Adam Noble, associate professor of acting and movement and head of the Bachelor in the Fine Arts Acting program, was the director of Kid Simple.” Noble decided that the play would be shot in film-style at an off-campus location, and so “Kid Simple” was filmed from late September to early October, showing the closest resemblance to a real film shoot. It was his dedication to the project that made “Kid Simple” a reality.

In the end, “Kid Simple” was this partnership’s biggest undertaking in the context of COVID-19. The completed production was just over two hours and involved over a thousand edits.

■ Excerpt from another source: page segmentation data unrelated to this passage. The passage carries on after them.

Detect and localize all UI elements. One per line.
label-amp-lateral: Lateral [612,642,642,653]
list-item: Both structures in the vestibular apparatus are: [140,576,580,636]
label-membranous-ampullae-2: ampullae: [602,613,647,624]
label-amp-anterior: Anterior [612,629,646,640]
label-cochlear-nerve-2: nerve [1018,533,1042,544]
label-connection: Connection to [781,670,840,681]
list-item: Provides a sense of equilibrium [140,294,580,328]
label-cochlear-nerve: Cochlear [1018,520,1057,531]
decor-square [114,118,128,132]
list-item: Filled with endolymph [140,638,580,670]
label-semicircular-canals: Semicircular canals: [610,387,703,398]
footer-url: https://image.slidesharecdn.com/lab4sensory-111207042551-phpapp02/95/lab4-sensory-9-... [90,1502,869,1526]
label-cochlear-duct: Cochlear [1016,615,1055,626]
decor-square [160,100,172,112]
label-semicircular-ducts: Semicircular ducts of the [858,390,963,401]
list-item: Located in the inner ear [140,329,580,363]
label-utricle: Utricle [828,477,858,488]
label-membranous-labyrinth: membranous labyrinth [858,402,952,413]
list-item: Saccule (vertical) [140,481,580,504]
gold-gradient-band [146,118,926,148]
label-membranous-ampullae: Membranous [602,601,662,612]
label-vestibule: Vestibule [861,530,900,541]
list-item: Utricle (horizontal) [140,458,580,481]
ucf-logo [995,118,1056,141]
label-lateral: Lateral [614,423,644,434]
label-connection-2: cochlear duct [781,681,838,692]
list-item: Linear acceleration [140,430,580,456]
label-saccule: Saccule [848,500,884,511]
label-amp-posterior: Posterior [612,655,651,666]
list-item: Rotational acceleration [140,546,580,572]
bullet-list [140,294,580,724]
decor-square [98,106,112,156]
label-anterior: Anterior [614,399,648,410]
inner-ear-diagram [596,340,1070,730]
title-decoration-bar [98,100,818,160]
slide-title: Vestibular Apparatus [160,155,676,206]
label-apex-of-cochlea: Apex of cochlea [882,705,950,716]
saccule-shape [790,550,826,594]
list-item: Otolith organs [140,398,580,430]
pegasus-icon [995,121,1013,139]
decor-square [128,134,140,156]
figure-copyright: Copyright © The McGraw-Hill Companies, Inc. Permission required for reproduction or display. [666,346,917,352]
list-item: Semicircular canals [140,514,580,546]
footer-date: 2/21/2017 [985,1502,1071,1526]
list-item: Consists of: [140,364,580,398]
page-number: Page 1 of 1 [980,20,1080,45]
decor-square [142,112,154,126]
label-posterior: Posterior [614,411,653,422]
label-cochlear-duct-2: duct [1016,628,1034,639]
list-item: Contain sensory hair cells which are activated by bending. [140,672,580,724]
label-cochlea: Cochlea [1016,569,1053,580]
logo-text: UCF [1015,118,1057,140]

“Making art in the middle of the pandemic was hard, as no one knew exactly the measures we should take,” said Noble. “We were all afraid of becoming a cautionary tale.” 

Originally, “Kid Simple” was the only play that would be filmed face-to-face, yet this changed as other directors saw its production success. Noble attributes much of the success to the steadfast dedication of both the Theatre and Valenti students, faculty and staff involved. The play wrapped up in about a month, a steep time period that put pressure on the cast and crew to work quickly and efficiently. 

“One of my colleagues often says that lessons learned in pain last longest,” said Noble. “At the end of the day, it was an exquisite challenge and learning experience for me. I think I will remember these lessons for a long time.” 

Among the recorded plays are “What We’re Up Against,” “An Ideal Husband,” “Mommies and Mimosas,” “Kyle’s Memorial,” “Kid Simple,” “The Carrier,” “Freefall” and “Holy Ghosts”. Out of these plays, “What We’re Up Against” and “Kid Simple” were recorded in person while the latter five were recorded via Zoom then edited together by Valenti students and faculty. The productions were available for streaming on platforms such as Broadway on Demand, as well as through Facebook and YouTube showings. 

In addition to shooting the School of Theatre & Dance plays, Houk’s classes will also be working with senior students from the Dance department. Houk’s goal with these partnerships with other university departments is to foster open-mindedness for his media productions students, as well as provide them with real-life experience. 

“It is a growth beyond the world we live in, and it is a great opportunity to expand our students’ horizons,” said Houk.